De acordo com os últimos dados hoje divulgados, a Rússia regista desde há semanas vários milhares de infeções diárias, num total de 93.558 casos e 867 mortos, a maioria em Moscovo.

Putin decidiu prolongar até dia 11 de maio os dias feriados que se cumprem na Rússia durante esse período de festividades, e encarregou o Governo de elaborar um plano de saída progressiva do confinamento a partir de 12 de maio.

O confinamento pelo coronavírus obrigou previamente o líder russo a adiar o desfile militar do 09 de maio, que este ano celebrava os 75 anos da vitória soviética sobre a Alemanha nazi na Segunda Guerra Mundial.

O fim do confinamento será variável consoante as regiões e concretizado "em função da situação epidemiológica do momento e da sua estabilidade", precisou.

Putin ordenou ainda a elaboração de novas medidas de "urgência" destinadas a apoiar a economia e a população.

Na segunda-feira, a responsável pelos serviços de saúde do país, Anna Popova, tinha já anunciado a eventualidade de uma redução das medidas de confinamento a partir de meados de maio "se tudo correr bem".

Segundo a especialista, essa medida seria possível a partir de 12 de maio, mas "se tudo correr bem" durante os três períodos de incubação da doença provocada pelo novo coronavírus.

Anna Popova precisou que até ao momento a Rússia superou os dois períodos de confinamento (de 14 dias cada um) e o país enfrenta a última prova, que coincide com as festas de maio. A responsável considerou ainda ser "necessário mais tempo" para quebrar a curva de contágios na Rússia.

O Presidente russo, Vladimir Putin, impôs uma pausa laboral durante o mês de abril para conter a propagação do novo coronavírus no país e as autoridades de cada região impuseram distintas formas de confinamento às suas populações.

Apesar das medidas de apoio aos empresários, em particular a redução de impostos e facilidades de crédito, numerosas empresas poderão não sobreviver a este período de inatividade.

Segundo o Presidente, a Rússia aumentou as suas capacidades de produção para garantir, a partir de maio, o fabrico mensal de 2.500 respiradores artificiais e de 8,5 milhões e máscaras de proteção. A produção de testes de despistagem foi multiplicada por nove e estão a ser disponibilizados diariamente 150.000, acrescentou.

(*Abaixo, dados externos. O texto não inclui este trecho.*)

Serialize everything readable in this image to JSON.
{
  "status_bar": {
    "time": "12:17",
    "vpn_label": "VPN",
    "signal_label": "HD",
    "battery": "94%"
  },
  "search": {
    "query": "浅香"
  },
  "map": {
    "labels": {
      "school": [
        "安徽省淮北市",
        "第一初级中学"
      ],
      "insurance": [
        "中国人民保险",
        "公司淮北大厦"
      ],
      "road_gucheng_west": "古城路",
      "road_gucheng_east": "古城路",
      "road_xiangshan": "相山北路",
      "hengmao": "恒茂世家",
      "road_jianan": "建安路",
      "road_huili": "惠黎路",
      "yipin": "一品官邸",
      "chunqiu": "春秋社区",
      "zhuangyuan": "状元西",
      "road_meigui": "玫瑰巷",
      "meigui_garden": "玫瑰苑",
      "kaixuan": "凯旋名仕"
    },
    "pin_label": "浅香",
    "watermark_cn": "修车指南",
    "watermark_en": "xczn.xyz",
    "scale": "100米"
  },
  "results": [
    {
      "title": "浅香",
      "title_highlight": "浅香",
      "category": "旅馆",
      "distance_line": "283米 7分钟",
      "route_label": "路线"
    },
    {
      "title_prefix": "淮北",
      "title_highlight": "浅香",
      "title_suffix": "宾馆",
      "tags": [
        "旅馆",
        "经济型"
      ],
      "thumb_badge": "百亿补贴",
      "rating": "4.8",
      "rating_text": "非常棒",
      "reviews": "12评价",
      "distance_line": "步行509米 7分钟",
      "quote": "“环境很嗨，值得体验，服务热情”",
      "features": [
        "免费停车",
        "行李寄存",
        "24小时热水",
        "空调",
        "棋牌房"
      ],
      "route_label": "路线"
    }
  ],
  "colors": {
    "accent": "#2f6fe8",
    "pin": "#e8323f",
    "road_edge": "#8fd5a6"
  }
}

No entanto, reconheceu que persiste a escassez de material de proteção e ordenou ao Governo para adotar medidas suplementares destinadas ao aumento da produção.

A nível global, segundo um balanço da agência de notícias AFP, a pandemia de covid-19 já provocou mais de 211 mil mortos e infetou mais de três milhões de pessoas em 193 países e territórios.

Mais de 832 mil doentes foram considerados curados.

Os Estados Unidos são o país com mais mortos (56.253) e mais casos de infeção confirmados (cerca de um milhão).

Seguem-se Itália (26.977 mortos, quase 200 mil casos), Espanha (23.822 mortos, perto de 211 mil casos), França (23.293 mortos, cerca de 166 mil casos) e Reino Unido (21.092 mortos, mais de 157 mil casos).

Por regiões, a Europa soma quase 127 mil mortos (mais de 1,4 milhões de casos), Estados Unidos e Canadá mais de 59 mil mortos (mais de um milhão de casos), América Latina e Caribe perto de 8.900 mortos (quase 178 mil casos), Ásia mais de 8.200 mortos (perto de 209 mil casos), Médio Oriente mais de 6.480 mortos (cerca de 160 mil casos), África mais de 1.460 mortos (mais de 33 mil casos) e Oceânia 110 mortos (mais de oito mil casos).